Effects of infusion of human parathyroid hormone-related protein-(1–40) in nude mice: Histomorphometric and biochemical investigations

Abstract

Female nude mice were infused with 5.0, 3.0, or 1.0 μg/day of synthetic human parathyroid hormone‐related protein (PTHrP) or control diluent with subcutaneous Alzet miniosmotic pumps for 7 days.

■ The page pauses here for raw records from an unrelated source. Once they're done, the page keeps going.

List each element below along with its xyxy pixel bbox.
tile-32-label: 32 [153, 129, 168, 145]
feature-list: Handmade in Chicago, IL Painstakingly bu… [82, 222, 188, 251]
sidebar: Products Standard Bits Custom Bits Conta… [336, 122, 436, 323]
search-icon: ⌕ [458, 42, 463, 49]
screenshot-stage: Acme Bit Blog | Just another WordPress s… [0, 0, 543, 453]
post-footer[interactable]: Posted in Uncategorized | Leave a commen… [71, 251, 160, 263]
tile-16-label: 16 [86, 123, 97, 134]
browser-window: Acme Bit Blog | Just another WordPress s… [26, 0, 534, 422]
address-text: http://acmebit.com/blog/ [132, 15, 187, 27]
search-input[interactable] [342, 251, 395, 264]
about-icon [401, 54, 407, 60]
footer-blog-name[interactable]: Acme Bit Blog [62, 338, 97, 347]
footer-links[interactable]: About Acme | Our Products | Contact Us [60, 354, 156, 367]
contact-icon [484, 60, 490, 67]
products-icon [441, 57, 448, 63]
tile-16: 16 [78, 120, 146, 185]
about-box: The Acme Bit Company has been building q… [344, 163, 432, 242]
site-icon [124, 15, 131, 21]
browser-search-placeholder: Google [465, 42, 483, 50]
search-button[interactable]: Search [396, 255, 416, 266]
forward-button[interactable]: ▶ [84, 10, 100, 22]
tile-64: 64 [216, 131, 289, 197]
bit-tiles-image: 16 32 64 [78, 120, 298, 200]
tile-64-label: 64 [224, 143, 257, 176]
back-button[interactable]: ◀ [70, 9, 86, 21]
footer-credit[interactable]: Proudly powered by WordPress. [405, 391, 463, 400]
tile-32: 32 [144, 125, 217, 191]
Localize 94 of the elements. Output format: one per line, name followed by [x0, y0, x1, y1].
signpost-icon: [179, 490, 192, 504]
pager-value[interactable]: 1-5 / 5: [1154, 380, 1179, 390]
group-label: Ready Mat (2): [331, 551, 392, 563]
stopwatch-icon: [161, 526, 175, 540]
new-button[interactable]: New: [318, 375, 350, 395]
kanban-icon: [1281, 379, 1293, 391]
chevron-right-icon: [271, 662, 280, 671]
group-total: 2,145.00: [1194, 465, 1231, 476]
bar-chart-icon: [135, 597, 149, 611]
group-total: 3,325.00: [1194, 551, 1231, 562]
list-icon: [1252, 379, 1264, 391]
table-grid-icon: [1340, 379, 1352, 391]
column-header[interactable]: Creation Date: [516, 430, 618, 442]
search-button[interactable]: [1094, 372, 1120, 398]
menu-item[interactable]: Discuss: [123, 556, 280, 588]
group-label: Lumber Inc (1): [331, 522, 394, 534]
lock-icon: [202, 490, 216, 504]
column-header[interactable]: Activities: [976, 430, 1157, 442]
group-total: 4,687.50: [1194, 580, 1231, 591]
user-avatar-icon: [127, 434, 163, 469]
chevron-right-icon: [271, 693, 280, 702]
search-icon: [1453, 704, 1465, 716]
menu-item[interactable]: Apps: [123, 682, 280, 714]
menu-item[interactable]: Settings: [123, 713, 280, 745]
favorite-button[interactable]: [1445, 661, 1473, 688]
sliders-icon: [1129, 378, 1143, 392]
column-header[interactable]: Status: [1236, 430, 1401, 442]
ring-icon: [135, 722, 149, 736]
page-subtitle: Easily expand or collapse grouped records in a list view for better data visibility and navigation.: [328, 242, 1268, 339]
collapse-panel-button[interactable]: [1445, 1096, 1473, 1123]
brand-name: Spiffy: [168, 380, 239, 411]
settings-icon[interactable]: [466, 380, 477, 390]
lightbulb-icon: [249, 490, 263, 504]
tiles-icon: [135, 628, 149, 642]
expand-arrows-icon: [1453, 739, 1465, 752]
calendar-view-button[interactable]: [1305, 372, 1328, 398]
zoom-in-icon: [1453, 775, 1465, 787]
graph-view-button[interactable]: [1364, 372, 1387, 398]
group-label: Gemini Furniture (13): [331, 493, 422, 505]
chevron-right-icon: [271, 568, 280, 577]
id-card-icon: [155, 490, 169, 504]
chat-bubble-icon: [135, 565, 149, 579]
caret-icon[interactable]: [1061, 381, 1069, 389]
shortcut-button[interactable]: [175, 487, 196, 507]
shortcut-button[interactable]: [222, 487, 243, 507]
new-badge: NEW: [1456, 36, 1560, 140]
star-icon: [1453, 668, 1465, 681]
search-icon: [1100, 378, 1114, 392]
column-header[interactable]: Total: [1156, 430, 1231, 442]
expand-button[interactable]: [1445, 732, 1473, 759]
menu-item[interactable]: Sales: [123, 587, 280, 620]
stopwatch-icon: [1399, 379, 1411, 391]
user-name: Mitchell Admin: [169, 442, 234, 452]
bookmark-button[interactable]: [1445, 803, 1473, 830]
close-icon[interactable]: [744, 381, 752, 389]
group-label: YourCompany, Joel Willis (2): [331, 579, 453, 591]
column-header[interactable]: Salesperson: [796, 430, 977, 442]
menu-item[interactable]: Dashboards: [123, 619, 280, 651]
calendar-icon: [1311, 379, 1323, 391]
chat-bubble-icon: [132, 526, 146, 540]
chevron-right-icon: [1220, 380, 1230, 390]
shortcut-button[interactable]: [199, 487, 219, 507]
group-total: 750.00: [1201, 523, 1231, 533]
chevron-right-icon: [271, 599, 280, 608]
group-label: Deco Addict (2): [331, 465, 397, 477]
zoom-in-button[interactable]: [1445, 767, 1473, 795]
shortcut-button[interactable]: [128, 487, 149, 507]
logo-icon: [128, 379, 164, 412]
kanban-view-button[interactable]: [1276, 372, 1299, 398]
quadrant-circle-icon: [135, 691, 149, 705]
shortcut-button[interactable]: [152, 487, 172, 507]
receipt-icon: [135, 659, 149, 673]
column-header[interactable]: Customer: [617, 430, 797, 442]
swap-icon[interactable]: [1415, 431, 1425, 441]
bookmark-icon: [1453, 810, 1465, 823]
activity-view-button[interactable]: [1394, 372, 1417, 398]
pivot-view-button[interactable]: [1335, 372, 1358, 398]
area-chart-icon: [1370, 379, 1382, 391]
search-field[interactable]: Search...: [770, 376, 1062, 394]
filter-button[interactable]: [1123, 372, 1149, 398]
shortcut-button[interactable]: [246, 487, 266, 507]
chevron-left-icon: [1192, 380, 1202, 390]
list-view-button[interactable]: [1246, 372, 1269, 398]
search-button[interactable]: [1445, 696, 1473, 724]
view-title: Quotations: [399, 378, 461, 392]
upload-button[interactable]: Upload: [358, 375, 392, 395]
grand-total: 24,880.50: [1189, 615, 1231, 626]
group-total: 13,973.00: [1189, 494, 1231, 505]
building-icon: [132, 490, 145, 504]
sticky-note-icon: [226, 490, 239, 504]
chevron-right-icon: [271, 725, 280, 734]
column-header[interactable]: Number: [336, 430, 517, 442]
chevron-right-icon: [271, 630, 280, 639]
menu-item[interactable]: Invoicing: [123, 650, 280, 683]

Serum calcium was increased (p < 0.01) on days 3 (13.9 mg/dl), 5 (13.6 mg/dl), and 7 (12.9 mg/dl) in mice infused with PTHrP at 5.0 μg/day compared with control nude mice (8.8 mg/dl). Serum calcium was significantly increased to a lesser degree in mice infused with 1.0 μg/day PTHrP (day 3) or 3.0 μg/day (days 3 and 7). Serum phosphorus was decreased (p < 0.01) in all three groups of mice infused with PTHrP (4.6 mg/dl, 5.0 μg/day; 6.7 mg/dl, 3.0 μg/day; and 6.4 mg/dl, 1.0 μg/day) compared with controls (8.5 mg/dl). Serum 1,25‐dihydroxycholecalciferol was increased (2.4‐fold) in mice infused with PTHrP (5.0 and 3.0 μg/day). The urinary calcium‐creatinine ratio (0.74 compared with 0.034 in controls) was increased (p < 0.03) in mice infused with PTHrP (5.0 μg/day), but the urinary phosphorus‐creatinine ratio was not different from that in controls. The urinary cAMP‐creatinine ratio was increased (1.6‐fold) in mice infused with PTHrP (5.0 μg/day). Static bone histomorphometry revealed increased (p < 0.01) trabecular bone area, osteoblast perimeter, osteoid perimeter, osteoid width, wall width, osteoclast area, number of osteoclasts, and osteoclast perimeter in trabecular bone of lumbar vertebrae from mice infused with PTHrP. Dynamic bone histomorphometry demonstrated increased (p < 0.01) double‐labeled perimeter, mineralizing perimeter, and bone formation rate. The results of this study indicated that PTHrP increased serum calcium and 1,25‐dihydroxy‐cholecalciferol, decreased serum phosphorus, increased urinary excretion of calcium, phosphorus, and cAMP, and increased both bone resorption and formation in nude mice. PTHrP mimics the action of native PTH in vivo and is likely to be an important protein in the pathogenesis of humoral hypercalcemia of malignancy.